Stow is a major centre for English antiques and has a concentration of shops which compares well with any antiques centre in the UK. The economic recession over the last few years has hit the UK antiques trade hard and there are fewer antique businesses than there were five years ago, when it was difficult to find a shop in Stow selling anything other than antiques, but antiques still dominate. Many of the Cotswold towns have a concentration of antique shops - Tetbury is a good example - but Stow is the largest, and antique lovers will find it easy to spend several hours browsing.
With antiques and tourism added to the normal commerce of an important market town, Stow is an amazingly busy place. You can tell it has always been an amazingly busy place from the size of the market square, which was used to host huge sheep fairs. For centuries the town has been the site of annual horse fairs, and Gypsies still attend in large numbers to buy and sell. It was an important coach stop and has some ancient coaching inns. The King's Arms (above, right) claims to have had King Charles as a guest at the time of the Battle of Naseby, and the Royalist Hotel has had timbers carbon-dated to 987 A.D. and is believed to be the oldest inn in England.
I have trouble with the idea of a 1000 year-old pub. One expects churches to be loved and revered and preserved for centuries, and guidebooks make a great fuss over surviving Anglo-Saxon churches, but it comes as a surprise to discover how many buildings in the Cotswolds are still being used for the purpose for which they were built after several hundred years of continuous use. I had a similar reaction when I saw the huge abbey tithe barn in Frocester - "This is a 13th. C medieval barn," I thought, "You can't park a tractor in here!"
But you can, and the farmer does, and it is the fact that there isn't a glass case built around the past that makes it accessible and tangible and helps one to realise that we aren't a special generation set apart from others. We will leave our scuff-marks with all the rest, and the buildings will still be used in centuries to come, serving beer or storing hay just as they did when Vikings were sailing up the Severn in longships.

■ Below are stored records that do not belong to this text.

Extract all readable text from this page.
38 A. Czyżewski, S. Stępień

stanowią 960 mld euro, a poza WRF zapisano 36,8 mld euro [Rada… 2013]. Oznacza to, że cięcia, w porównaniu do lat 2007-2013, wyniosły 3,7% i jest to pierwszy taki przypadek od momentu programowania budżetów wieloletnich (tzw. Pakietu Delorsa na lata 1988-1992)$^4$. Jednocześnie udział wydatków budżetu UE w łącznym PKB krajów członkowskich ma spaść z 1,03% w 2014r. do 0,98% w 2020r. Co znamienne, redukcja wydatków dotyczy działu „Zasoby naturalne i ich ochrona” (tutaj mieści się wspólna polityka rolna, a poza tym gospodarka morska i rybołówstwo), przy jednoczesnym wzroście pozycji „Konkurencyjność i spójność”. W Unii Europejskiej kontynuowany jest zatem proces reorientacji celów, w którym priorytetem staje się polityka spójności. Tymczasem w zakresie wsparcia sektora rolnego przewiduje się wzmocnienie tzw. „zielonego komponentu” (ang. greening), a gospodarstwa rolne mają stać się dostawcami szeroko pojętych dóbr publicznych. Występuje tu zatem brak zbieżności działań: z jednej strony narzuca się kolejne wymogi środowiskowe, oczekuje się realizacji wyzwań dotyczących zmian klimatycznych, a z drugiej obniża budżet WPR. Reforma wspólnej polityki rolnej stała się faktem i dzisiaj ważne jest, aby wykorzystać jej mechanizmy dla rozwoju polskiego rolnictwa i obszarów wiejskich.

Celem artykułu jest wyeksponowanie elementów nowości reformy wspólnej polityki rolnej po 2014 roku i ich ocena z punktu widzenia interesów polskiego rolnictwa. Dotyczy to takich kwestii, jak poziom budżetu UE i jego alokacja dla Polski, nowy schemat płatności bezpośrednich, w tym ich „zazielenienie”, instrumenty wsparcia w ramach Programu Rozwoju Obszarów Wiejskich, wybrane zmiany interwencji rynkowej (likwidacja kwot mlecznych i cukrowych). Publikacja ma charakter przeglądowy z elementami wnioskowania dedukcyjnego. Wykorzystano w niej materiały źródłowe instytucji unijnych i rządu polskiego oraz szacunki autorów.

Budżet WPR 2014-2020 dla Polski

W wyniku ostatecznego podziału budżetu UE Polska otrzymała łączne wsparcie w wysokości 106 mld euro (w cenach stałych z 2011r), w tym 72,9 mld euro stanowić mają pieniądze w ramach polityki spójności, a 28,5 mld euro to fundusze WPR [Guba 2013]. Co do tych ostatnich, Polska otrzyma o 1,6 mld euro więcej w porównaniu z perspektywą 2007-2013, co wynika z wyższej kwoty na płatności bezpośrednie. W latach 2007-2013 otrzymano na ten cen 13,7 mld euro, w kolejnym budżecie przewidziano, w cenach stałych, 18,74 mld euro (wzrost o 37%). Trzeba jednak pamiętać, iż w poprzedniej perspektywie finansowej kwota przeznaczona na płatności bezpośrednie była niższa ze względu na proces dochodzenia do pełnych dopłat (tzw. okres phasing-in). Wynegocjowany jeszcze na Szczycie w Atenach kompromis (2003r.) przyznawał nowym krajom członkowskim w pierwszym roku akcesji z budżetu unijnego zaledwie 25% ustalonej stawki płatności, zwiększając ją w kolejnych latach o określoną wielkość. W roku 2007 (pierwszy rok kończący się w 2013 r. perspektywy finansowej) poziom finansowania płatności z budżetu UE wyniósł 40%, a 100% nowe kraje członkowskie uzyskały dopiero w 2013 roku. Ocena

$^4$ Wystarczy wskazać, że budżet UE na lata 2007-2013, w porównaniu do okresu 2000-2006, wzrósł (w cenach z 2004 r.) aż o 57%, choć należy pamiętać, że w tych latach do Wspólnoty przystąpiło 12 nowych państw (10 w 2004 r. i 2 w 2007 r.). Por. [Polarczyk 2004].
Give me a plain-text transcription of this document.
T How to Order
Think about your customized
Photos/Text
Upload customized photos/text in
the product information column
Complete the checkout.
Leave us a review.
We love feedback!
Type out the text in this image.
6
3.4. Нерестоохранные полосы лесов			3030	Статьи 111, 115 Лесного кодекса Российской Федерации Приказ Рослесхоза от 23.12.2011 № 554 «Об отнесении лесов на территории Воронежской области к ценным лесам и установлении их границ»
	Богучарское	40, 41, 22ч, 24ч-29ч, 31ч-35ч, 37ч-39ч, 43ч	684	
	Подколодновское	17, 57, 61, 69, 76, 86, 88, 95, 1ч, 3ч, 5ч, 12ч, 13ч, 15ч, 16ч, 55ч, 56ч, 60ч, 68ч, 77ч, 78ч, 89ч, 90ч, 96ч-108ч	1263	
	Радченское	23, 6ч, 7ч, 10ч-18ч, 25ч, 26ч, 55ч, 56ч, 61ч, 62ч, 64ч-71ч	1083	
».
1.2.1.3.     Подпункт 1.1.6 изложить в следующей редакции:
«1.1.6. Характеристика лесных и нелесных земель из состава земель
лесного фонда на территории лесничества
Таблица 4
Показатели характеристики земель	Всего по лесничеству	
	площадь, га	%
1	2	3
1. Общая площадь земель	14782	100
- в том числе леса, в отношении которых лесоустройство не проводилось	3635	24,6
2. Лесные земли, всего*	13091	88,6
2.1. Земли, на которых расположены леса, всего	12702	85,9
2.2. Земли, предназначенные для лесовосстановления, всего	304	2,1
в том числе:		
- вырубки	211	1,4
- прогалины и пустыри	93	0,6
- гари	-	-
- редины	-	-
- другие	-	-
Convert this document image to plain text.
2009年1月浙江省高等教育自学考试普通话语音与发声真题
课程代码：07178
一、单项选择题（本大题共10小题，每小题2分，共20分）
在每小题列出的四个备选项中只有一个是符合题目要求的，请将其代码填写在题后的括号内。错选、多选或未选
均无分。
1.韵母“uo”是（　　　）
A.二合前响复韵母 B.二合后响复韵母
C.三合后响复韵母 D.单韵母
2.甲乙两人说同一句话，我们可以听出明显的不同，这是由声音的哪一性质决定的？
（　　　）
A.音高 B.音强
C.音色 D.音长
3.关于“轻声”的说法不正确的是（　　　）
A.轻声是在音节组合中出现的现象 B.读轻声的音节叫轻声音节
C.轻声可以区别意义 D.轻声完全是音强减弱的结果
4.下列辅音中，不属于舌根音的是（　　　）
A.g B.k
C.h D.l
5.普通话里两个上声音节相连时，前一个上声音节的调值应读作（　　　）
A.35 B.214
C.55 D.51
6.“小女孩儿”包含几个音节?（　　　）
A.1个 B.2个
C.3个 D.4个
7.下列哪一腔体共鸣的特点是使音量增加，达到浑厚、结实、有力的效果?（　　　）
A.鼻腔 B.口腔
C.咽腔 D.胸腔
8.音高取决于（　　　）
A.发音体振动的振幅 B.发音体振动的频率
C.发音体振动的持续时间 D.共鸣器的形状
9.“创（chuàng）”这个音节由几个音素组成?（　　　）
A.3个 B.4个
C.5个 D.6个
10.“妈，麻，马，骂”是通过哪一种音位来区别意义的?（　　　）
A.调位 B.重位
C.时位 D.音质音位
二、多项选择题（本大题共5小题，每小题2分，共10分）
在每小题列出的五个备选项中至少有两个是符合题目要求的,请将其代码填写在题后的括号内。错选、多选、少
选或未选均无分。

The Church of St Edward was built between the 11th and the 15th centuries. It stands on the site of the original Saxon church, believed to have been of wood. The tower, completed in 1447, is 88 feet (26.8 metres) high and houses the heaviest peal of bells, eight in all, in Gloucestershire. A clock with chimes has existed there since 1580. The present clock was made in 1926. The painting of the Crucifixion in the south aisle was painted by Gaspar de Craeyer (1582-1669), a contemporary of Reubens and Van Dyck. Many features of this outstanding Cotswold Church may be attributed to the town's prosperity as a centre of the wool trade.